La personnalité singulière d’Yvette Guilbert attire également Toulouse-Lautrec. Sa rousseur et son audace scénique font de cette diseuse et chanteuse une vedette de l’époque. En effet, son élégance, mise en valeur par de longs gants noirs, contraste avec le répertoire grivois qu’elle interprète. L’artiste est toujours autant passionné par les femmes et fréquente assidûment les maisons closes : il  s’emploie alors à montrer la vérité crue du quotidien des prostituées.

Toulouse-Lautrec expérimente enfin la maîtrise du mouvement et de la vitesse pour représenter les danses fiévreuses de la vie nocturne. La naissance du cinéma l’incite à représenter ce temps accéléré. A la fin de sa carrière, à force d’excès en tous genres, il voit sa santé décliner : ses œuvres en pâtissent quelque peu. Il meurt à 37 ans.
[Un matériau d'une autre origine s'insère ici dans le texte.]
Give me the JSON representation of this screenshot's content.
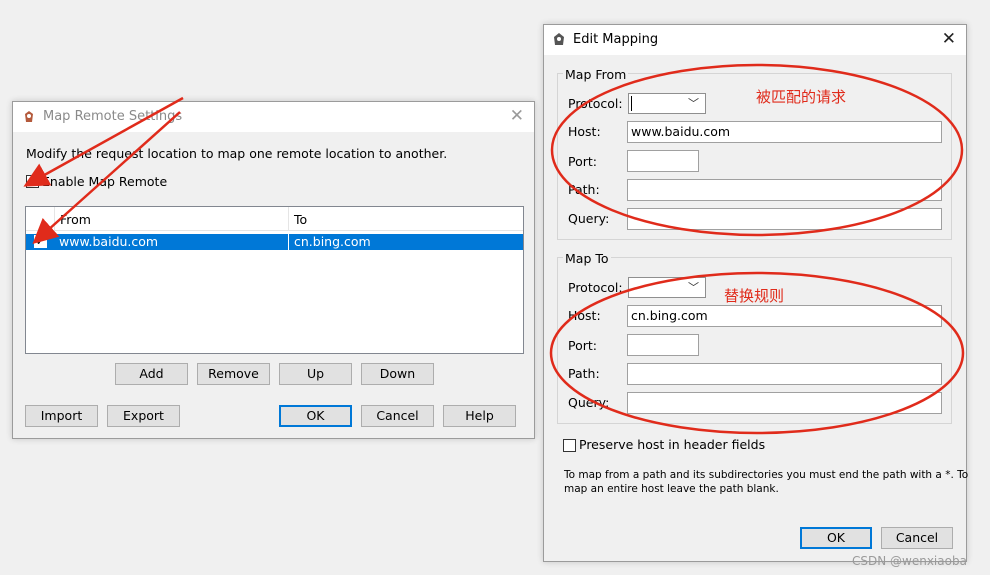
{
  "map_remote": {
    "title": "Map Remote Settings",
    "description": "Modify the request location to map one remote location to another.",
    "enable_label": "Enable Map Remote",
    "enable_checked": true,
    "columns": {
      "from": "From",
      "to": "To"
    },
    "rows": [
      {
        "checked": true,
        "from": "www.baidu.com",
        "to": "cn.bing.com",
        "selected": true
      }
    ],
    "buttons": {
      "add": "Add",
      "remove": "Remove",
      "up": "Up",
      "down": "Down",
      "import": "Import",
      "export": "Export",
      "ok": "OK",
      "cancel": "Cancel",
      "help": "Help"
    }
  },
  "edit_mapping": {
    "title": "Edit Mapping",
    "map_from": {
      "group_title": "Map From",
      "protocol_label": "Protocol:",
      "protocol_value": "",
      "host_label": "Host:",
      "host_value": "www.baidu.com",
      "port_label": "Port:",
      "port_value": "",
      "path_label": "Path:",
      "path_value": "",
      "query_label": "Query:",
      "query_value": ""
    },
    "map_to": {
      "group_title": "Map To",
      "protocol_label": "Protocol:",
      "protocol_value": "",
      "host_label": "Host:",
      "host_value": "cn.bing.com",
      "port_label": "Port:",
      "port_value": "",
      "path_label": "Path:",
      "path_value": "",
      "query_label": "Query:",
      "query_value": ""
    },
    "preserve_host_label": "Preserve host in header fields",
    "preserve_host_checked": false,
    "help_text_1": "To map from a path and its subdirectories you must end the path with a *. To",
    "help_text_2": "map an entire host leave the path blank.",
    "buttons": {
      "ok": "OK",
      "cancel": "Cancel"
    }
  },
  "annotations": {
    "from_note": "被匹配的请求",
    "to_note": "替换规则",
    "color": "#e02b1b"
  },
  "watermark": "CSDN @wenxiaoba"
}
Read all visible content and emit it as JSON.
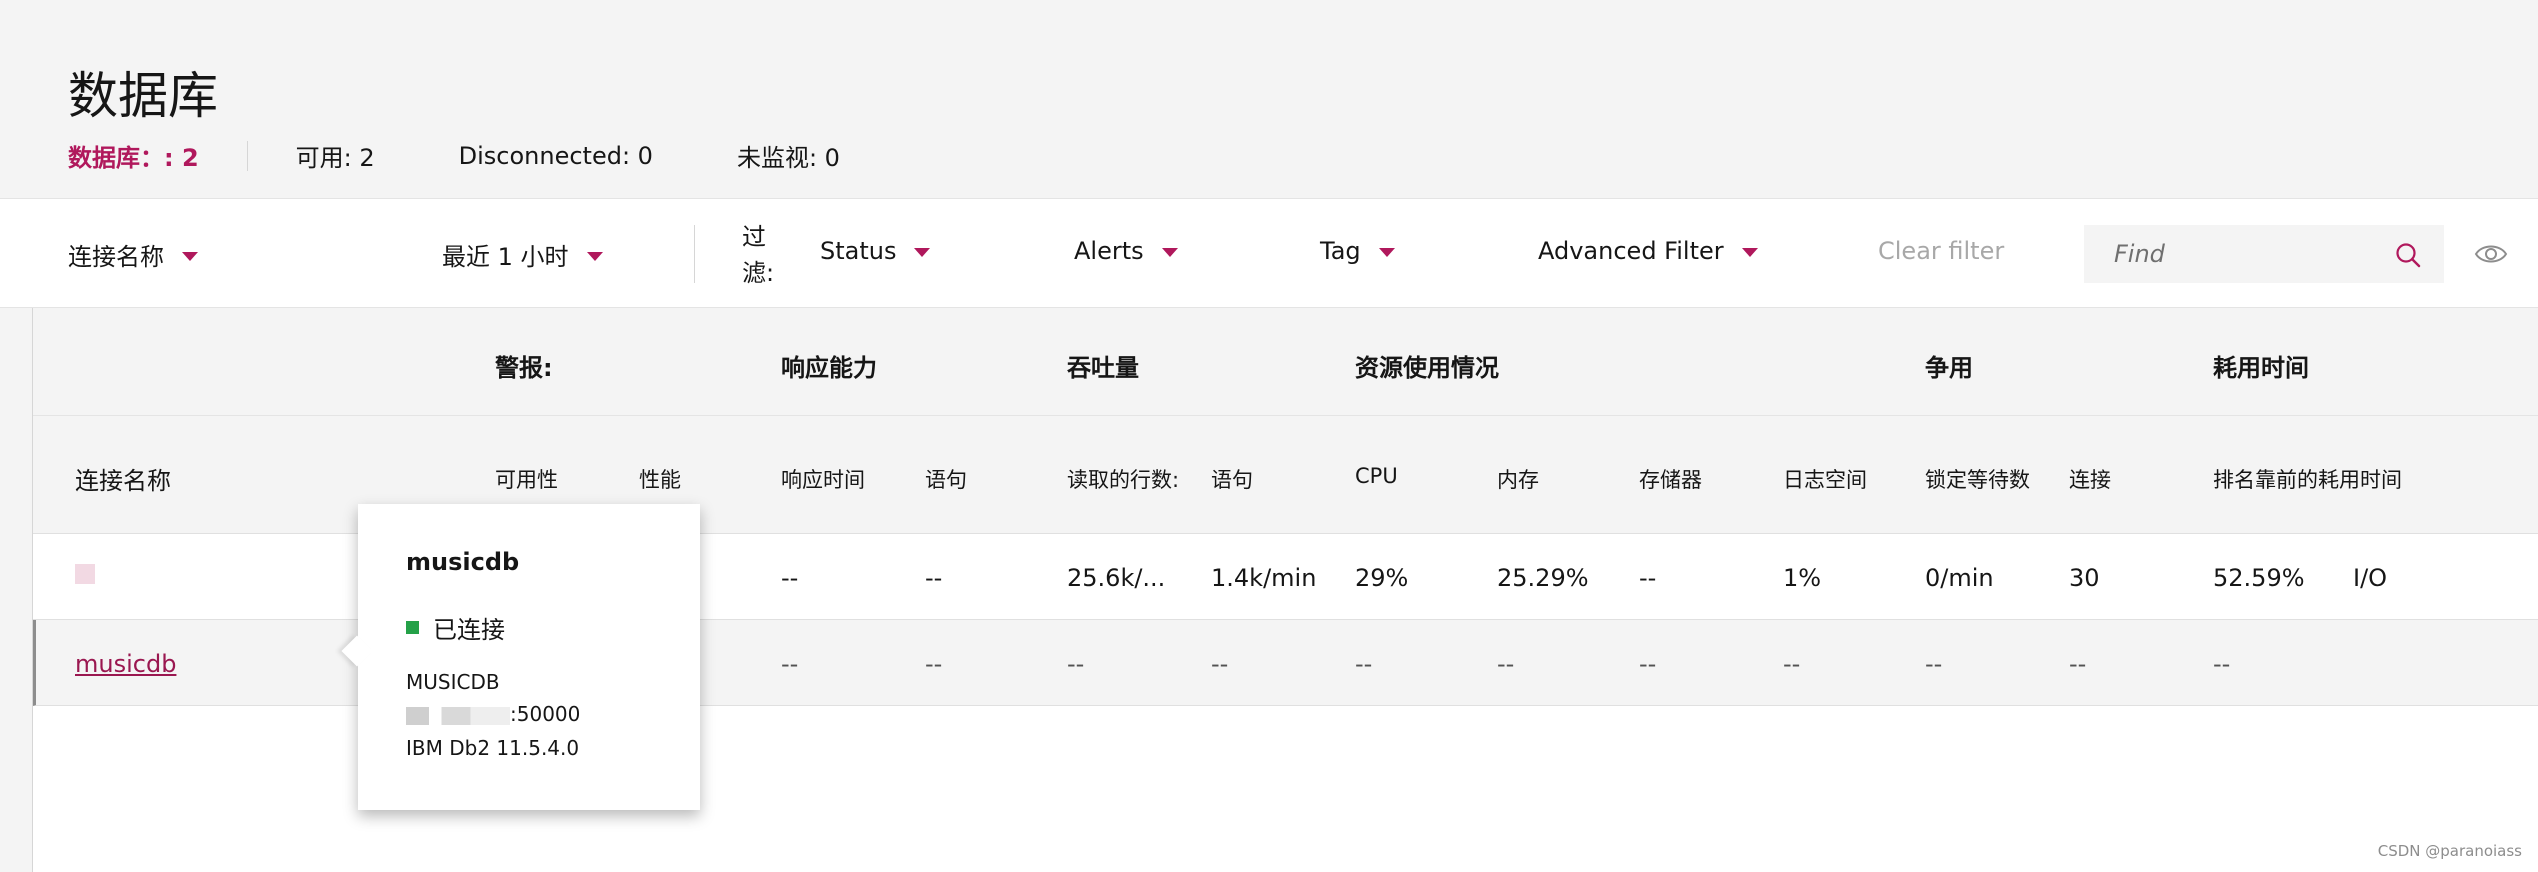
{
  "page": {
    "title": "数据库",
    "counts": {
      "databases": "数据库：: 2",
      "available": "可用: 2",
      "disconnected": "Disconnected: 0",
      "unmonitored": "未监视: 0"
    }
  },
  "filters": {
    "connection_name": "连接名称",
    "time_range": "最近 1 小时",
    "filter_label": "过滤:",
    "status": "Status",
    "alerts": "Alerts",
    "tag": "Tag",
    "advanced": "Advanced Filter",
    "clear": "Clear filter",
    "find_placeholder": "Find"
  },
  "table": {
    "groups": {
      "alerts": "警报:",
      "responsiveness": "响应能力",
      "throughput": "吞吐量",
      "resources": "资源使用情况",
      "contention": "争用",
      "time_spent": "耗用时间"
    },
    "columns": {
      "connection_name": "连接名称",
      "availability": "可用性",
      "performance": "性能",
      "response_time": "响应时间",
      "statements_resp": "语句",
      "rows_read": "读取的行数:",
      "statements_tput": "语句",
      "cpu": "CPU",
      "memory": "内存",
      "storage": "存储器",
      "log_space": "日志空间",
      "lock_waits": "锁定等待数",
      "connections": "连接",
      "top_time": "排名靠前的耗用时间"
    },
    "rows": [
      {
        "name": "",
        "response_time": "--",
        "statements_resp": "--",
        "rows_read": "25.6k/...",
        "statements_tput": "1.4k/min",
        "cpu": "29%",
        "memory": "25.29%",
        "storage": "--",
        "log_space": "1%",
        "lock_waits": "0/min",
        "connections": "30",
        "top_time": "52.59%",
        "top_time_type": "I/O"
      },
      {
        "name": "musicdb",
        "response_time": "--",
        "statements_resp": "--",
        "rows_read": "--",
        "statements_tput": "--",
        "cpu": "--",
        "memory": "--",
        "storage": "--",
        "log_space": "--",
        "lock_waits": "--",
        "connections": "--",
        "top_time": "--"
      }
    ]
  },
  "tooltip": {
    "title": "musicdb",
    "status": "已连接",
    "db_name": "MUSICDB",
    "port": ":50000",
    "product": "IBM Db2  11.5.4.0"
  },
  "watermark": "CSDN @paranoiass",
  "colors": {
    "accent": "#b0185c",
    "link": "#9a1750",
    "connected": "#24a148"
  }
}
L’exposition du Grand Palais se termine un peu comme mon article : de manière abrupte ! Les dernières toiles présentées ne m’ont d’ailleurs guère frappée. Je suis quand même heureuse d’avoir admiré des œuvres que je n’avais vu qu’en reproductions et d’en avoir revu d’autres, exposées d’ordinaire au Musée d’Orsay. Et je reste captivée par le trait de Toulouse-Lautrec, mais aussi par l’emploi de ce vert hypnotique, omniprésent dans son univers. Avec son style et ses passions qui lui sont propres, il a ainsi représenté à merveille son époque.